Les analystes craignent que le suicide télévisé de l'un de ses accusés, Slobodan Praljak, un Croate de Bosnie, n'occulte le dernier jugement d'un tribunal international qui a consacré près d'un quart de siècle à juger les responsables des pires atrocités commises en Europe depuis 1945.
Mercredi, devant le tribunal pénal international pour l'ex-Yougoslavie (TPIY) et sous les yeux du monde entier, un homme à la barbe blanche, robuste et déterminé, renverse la tête en arrière et, d'une gorgée, boit le liquide d'une fiole. Il meurt quelques heures plus tard dans un hôpital de La Haye.
C'est sur ces images que va se fermer le TPIY à la fin de cette année. Un baisser de rideau où la salle d'audience est devenue "scène de crime".
"Que cela ait pu se produire tout court dans un tribunal de haut-rang de l'ONU est difficile à comprendre, mais que cela se soit produit au tout dernier jour des procédures du TPIY, et continuera à assombrir le travail important du tribunal, défie véritablement la raison", analyse Jelena Subotic, professeur associé de Sciences politiques à l'Université de Georgie, sur le site "Balkan Transitional Justice".
Premier tribunal pour les crimes de guerre mis sur pied par les Nations unies et premier tribunal international établi après les procès de Nuremberg contre les dignitaires nazis, le TPIY, né au coeur du conflit des Balkans, était fier de laisser un héritage considérable à la justice internationale.
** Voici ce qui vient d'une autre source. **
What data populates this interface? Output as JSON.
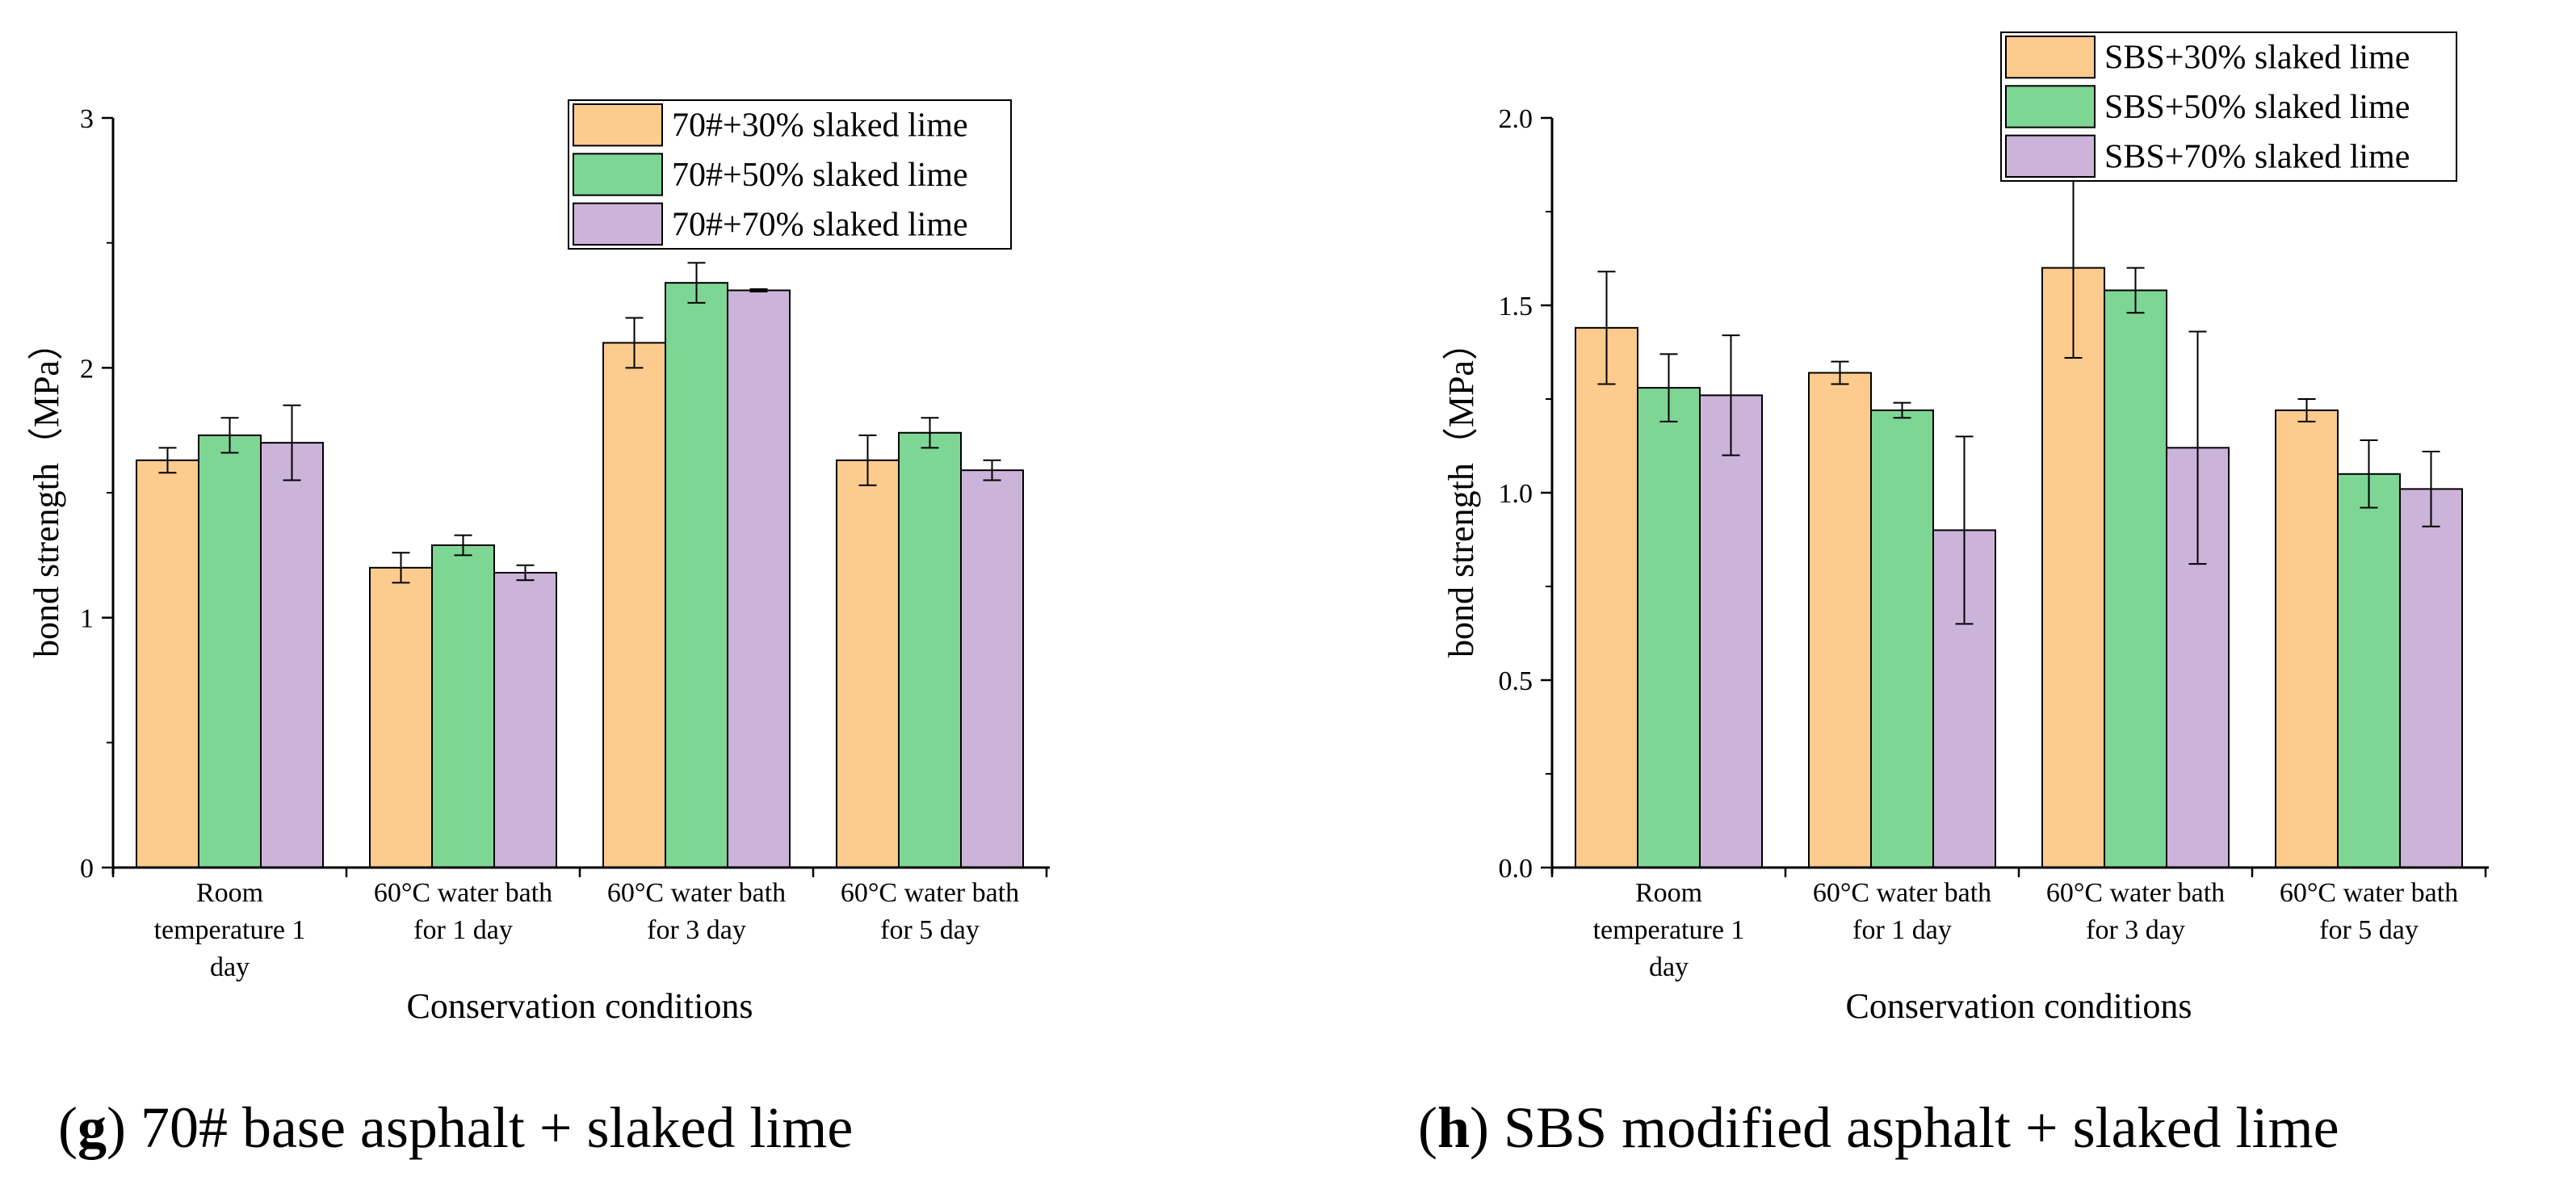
{
  "colors": {
    "series_1": "#FECB8E",
    "series_2": "#7ED695",
    "series_3": "#CCB3D9",
    "axis": "#000000"
  },
  "chart_data": [
    {
      "type": "bar",
      "panel_letter": "g",
      "caption_text": " 70# base asphalt + slaked lime",
      "xlabel": "Conservation conditions",
      "ylabel": "bond strength（MPa）",
      "ylim": [
        0,
        3
      ],
      "yticks": [
        "0",
        "1",
        "2",
        "3"
      ],
      "categories": [
        [
          "Room",
          "temperature 1",
          "day"
        ],
        [
          "60°C water bath",
          "for 1 day"
        ],
        [
          "60°C water bath",
          "for 3 day"
        ],
        [
          "60°C water bath",
          "for 5 day"
        ]
      ],
      "legend_position": "top-right",
      "series": [
        {
          "name": "70#+30% slaked lime",
          "values": [
            1.63,
            1.2,
            2.1,
            1.63
          ],
          "errors": [
            0.05,
            0.06,
            0.1,
            0.1
          ]
        },
        {
          "name": "70#+50% slaked lime",
          "values": [
            1.73,
            1.29,
            2.34,
            1.74
          ],
          "errors": [
            0.07,
            0.04,
            0.08,
            0.06
          ]
        },
        {
          "name": "70#+70% slaked lime",
          "values": [
            1.7,
            1.18,
            2.31,
            1.59
          ],
          "errors": [
            0.15,
            0.03,
            0.005,
            0.04
          ]
        }
      ]
    },
    {
      "type": "bar",
      "panel_letter": "h",
      "caption_text": " SBS modified asphalt + slaked lime",
      "xlabel": "Conservation conditions",
      "ylabel": "bond strength（MPa）",
      "ylim": [
        0,
        2.0
      ],
      "yticks": [
        "0.0",
        "0.5",
        "1.0",
        "1.5",
        "2.0"
      ],
      "categories": [
        [
          "Room",
          "temperature 1",
          "day"
        ],
        [
          "60°C water bath",
          "for 1 day"
        ],
        [
          "60°C water bath",
          "for 3 day"
        ],
        [
          "60°C water bath",
          "for 5 day"
        ]
      ],
      "legend_position": "top-right",
      "series": [
        {
          "name": "SBS+30% slaked lime",
          "values": [
            1.44,
            1.32,
            1.6,
            1.22
          ],
          "errors": [
            0.15,
            0.03,
            0.24,
            0.03
          ]
        },
        {
          "name": "SBS+50% slaked lime",
          "values": [
            1.28,
            1.22,
            1.54,
            1.05
          ],
          "errors": [
            0.09,
            0.02,
            0.06,
            0.09
          ]
        },
        {
          "name": "SBS+70% slaked lime",
          "values": [
            1.26,
            0.9,
            1.12,
            1.01
          ],
          "errors": [
            0.16,
            0.25,
            0.31,
            0.1
          ]
        }
      ]
    }
  ]
}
Et devait fermer ses portes en grande pompe, avec les honneurs, au cours d'une cérémonie officielle à La Haye le 21 décembre.
Mais ce drame "donnera de l'eau au moulin des nombreux critiques du tribunal qui ont mis en doute son professionnalisme ou le traitement jugé indulgent de ses accusés qui ont détourné en beaucoup d'occasions les procédures du tribunal, intimidé des témoins et mené la salle d'audience comme si c'était un séminaire sur la mauvaise Histoire", remarque l'auteur de "Justice détournée: traiter du passé dans les Balkans".
- 'Facéties' -
Si les experts sont divisés quant à la manière dont l'histoire du TPIY sera entachée par le suicide public d'un de ses accusés, ils y voient un geste de "protestation" et une "capacité, une fois encore, de ramener les procédures à eux-mêmes".
"Ces hommes savent comment faire pour manier le pouvoir et pour que le monde regarde", analyse Frederiek de Vlaming, criminologue spécialisée en droit pénal international de l'Université d'Amsterdam, citée par le quotidien néerlandais De Volkskrant, soulignant que le verdict "est plus important que ce qu'il s'est passé" mercredi.
Et "au lieu de parler de ce dont Praljak était coupable, de ses nombreuses victimes et des horreurs qu'elles ont subies, nous parlons de lui", regrette Mme Subotic.
"Ne laissez pas ses facéties faire de l'ombre à la douleur et à la souffrance qu'il a provoquées à des milliers" de personnes, martèle sur Twitter Mark Kersten, chercheur en droit pénal international à l'université de Toronto.
Condamné à vingt ans de détention en appel mercredi, Slobodan Praljak, ancien haut responsable militaire des Croates de Bosnie, a été reconnu coupable de participation à "une entreprise criminelle commune" d'épuration ethnique aux dépens des Bosniaques en 1993 et 1994. Il a joué un rôle central dans l'approvisionnement d'armes des siens et a facilité les meurtres de musulmans n'appartenant à aucune force armée.
- Saint ou criminel? -
Sa fin spectaculaire est de nature à le transformer en "saint croate", prévient le politologue croate Zarko Puhovski.
Or, "les vrais héros, les seuls héros sont les survivants qui sont venus au tribunal, ceux qui ont survécu dans une fosse commune pendant des heures et qui, des années plus tard, sont venus raconter leur histoire et affronter les coupables", avait souligné le procureur du TPIY Serge Brammertz.
Et la condamnation du criminel de guerre nazi Hermann Goering, qui s'est suicidé pour éviter d'être puni par le tribunal de Nuremberg, "reste ancrée dans l'histoire, a établi les faits et a montré que les auteurs d'atrocités seront punis", rappelle Stephen Rapp, ex-ambassadeur itinérant pour les Etats-Unis en charge des crimes de guerre.
Ainsi, l'Histoire se souviendra que Slobodan "Praljak est mort en criminel de guerre reconnu coupable", assure M. Kersten.